The King’s Return
It is spring 1661, and England awaits the coronation of Charles II in a London filled with hopes for the future. But it appears that England’s enemies are still at work. The murders of two gentlemen raise the suspicion that the re-established post office is being used in the plans of traitors. The threat of another outbreak of war becomes a possibility. Into this volatile environment comes Thomas Hill, a skilled cryptographer in the capital visiting friends. The king’s security advisor approaches Thomas for help in deciphering coded letters that have been intercepted by the post office. Yet as Thomas gets to grips with his task, more murders take place and his loved ones are in danger. He needs to find who is responsible.
This is the third outing for Thomas Hill, and I had not read the first two novels. But with such an exciting premise, I had high hopes for this latest instalment.
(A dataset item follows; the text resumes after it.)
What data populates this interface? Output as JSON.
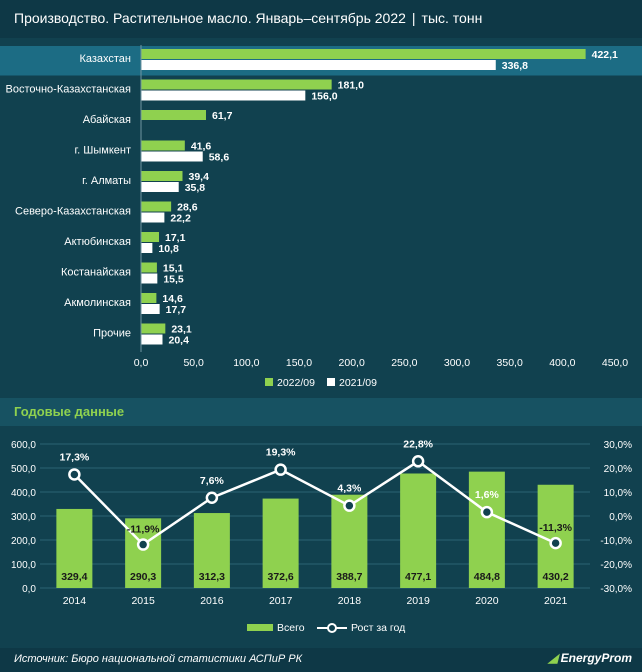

I’m afraid it did not live up to my expectations. A very promising plot with interesting elements such as cryptography is let down with some weak characterisation. There is, for instance, an extremely traumatic event in a female character’s past, but its inclusion feels reduced to a plot device. Hill himself often appears to be a passive observer or narrator of scenes (particularly action scenes) which slows the pace down and drops the reader out of the story. I also found the portrayal of Josiah clumsily done. For a character to drop an ‘h’ every now and then to help convey his lowly status is fine – but for him to drop it every single time he uses it eventually grates. I am afraid I won’t be reading the other books in the series.